Participants were asked whether and to what extent they had attended other AI courses prior to attending the evaluated course (variable name “other courses”). They were also asked whether and to what extent they had used other means of AI education (such as instructional videos and books.; variable name “other AI education”).

Although the correlations between “other courses” and CSA gain were negative for all three factors, this correlation did not reach statistical significance (significance level of α = 0.5). Interestingly, the effect was reversed for the variable “other AI education”, as all correlations were positive. However, these correlations did not reach statistical significance.

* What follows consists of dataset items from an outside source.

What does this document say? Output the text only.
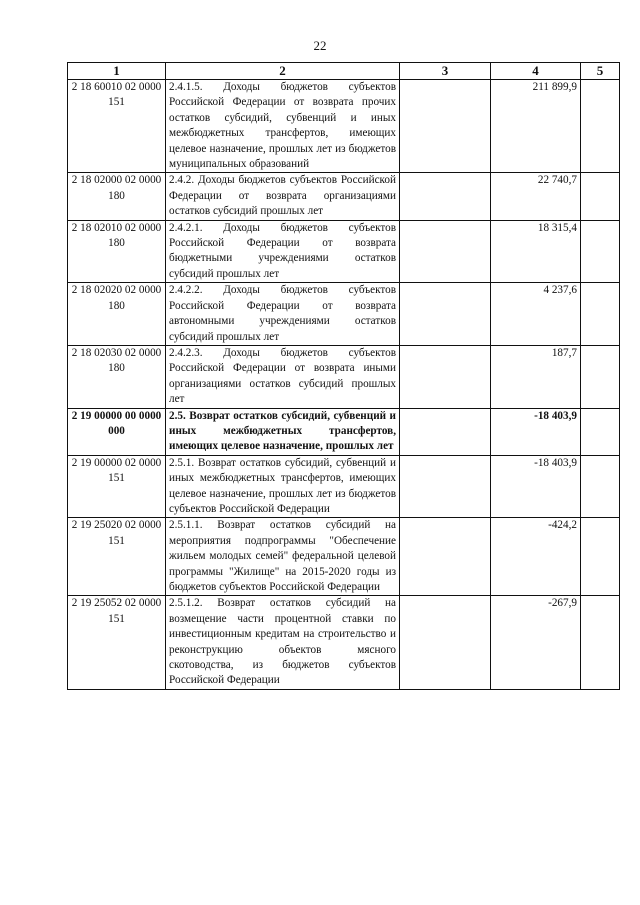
22
1	2	3	4	5
2 18 60010 02 0000 151	2.4.1.5. Доходы бюджетов субъектов Российской Федерации от возврата прочих остатков субсидий, субвенций и иных межбюджетных трансфертов, имеющих целевое назначение, прошлых лет из бюджетов муниципальных образований		211 899,9	
2 18 02000 02 0000 180	2.4.2. Доходы бюджетов субъектов Российской Федерации от возврата организациями остатков субсидий прошлых лет		22 740,7	
2 18 02010 02 0000 180	2.4.2.1. Доходы бюджетов субъектов Российской Федерации от возврата бюджетными учреждениями остатков субсидий прошлых лет		18 315,4	
2 18 02020 02 0000 180	2.4.2.2. Доходы бюджетов субъектов Российской Федерации от возврата автономными учреждениями остатков субсидий прошлых лет		4 237,6	
2 18 02030 02 0000 180	2.4.2.3. Доходы бюджетов субъектов Российской Федерации от возврата иными организациями остатков субсидий прошлых лет		187,7	
2 19 00000 00 0000 000	2.5. Возврат остатков субсидий, субвенций и иных межбюджетных трансфертов, имеющих целевое назначение, прошлых лет		-18 403,9	
2 19 00000 02 0000 151	2.5.1. Возврат остатков субсидий, субвенций и иных межбюджетных трансфертов, имеющих целевое назначение, прошлых лет из бюджетов субъектов Российской Федерации		-18 403,9	
2 19 25020 02 0000 151	2.5.1.1. Возврат остатков субсидий на мероприятия подпрограммы "Обеспечение жильем молодых семей" федеральной целевой программы "Жилище" на 2015-2020 годы из бюджетов субъектов Российской Федерации		-424,2	
2 19 25052 02 0000 151	2.5.1.2. Возврат остатков субсидий на возмещение части процентной ставки по инвестиционным кредитам на строительство и реконструкцию объектов мясного скотоводства, из бюджетов субъектов Российской Федерации		-267,9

Thereafter, we examined in detail how attending other courses or using other AI educational opportunities affected the absolute retrospective self-assessment and the post-self-assessment. Attending other courses was strongly positively correlated with the assessment scores on the TU factor, with Spearman’s ρ = 0.556, p < 0.01 and Spearman’s ρ = 0.402, p = 0.046 for the retrospective assessment and post-assessment scores, respectively. However, the correlations between “other courses” and the CA or PA factor did not reach statistical significance (see Table 1). Using other means of AI education was also strongly correlated with assessment scores on the TU factor, with Spearman’s ρ = 0.557, p < 0.01 (retrospective assessment) and Spearman’s ρ = 0.684, p < 0.001 (post-assessment). In this case, however, significant positive correlations were also present for the other two factors in the post-assessment (Spearman’s ρ = 0.492, p = 0.013 for the CA factor and Spearman’s ρ = 0.524, p < 0.01 for the PA factor), but not in the retrospective assessment.

4. Discussion

4.1. Contextualizing of Results

This study investigated the suitability of Laupichler et al.’s AI-literacy scale, SNAIL [27], for evaluating AI courses. First, evidence was found that suggested that a simple adaptation of the original SNAIL questionnaire allows its use in the context of course evaluations. The adapted version of SNAIL seems to be able to differentiate between learning objectives and to identify strengths as well as weaknesses of AI courses, providing a balance in evaluating AI-literacy courses. The results indicate that the adapted version of SNAIL is valid and corresponds to the actual AI competencies of course participants. This was supported by several lines of evidence derived from answers to the three research questions.

First, the average learning gain, represented by CSA gain, was particularly pronounced for technical items such as “I can describe how machine learning models are trained, validated, and tested.” This was to be expected, as the course focused mainly on the technological methods of AI. On the other hand, items that covered content that did not occur in the course had low CSA gain values. Accordingly, the critical-appraisal factor had a lower overall learning gain because it included some items that dealt with the ethical, legal, and social aspects of AI, which were not covered in the evaluated course. Thus, our study provided initial evidence for an affirmative answer to RQ1. The adapted SNAIL questionnaire can be used to assess the learning gains of AI courses in a valid and reliable way.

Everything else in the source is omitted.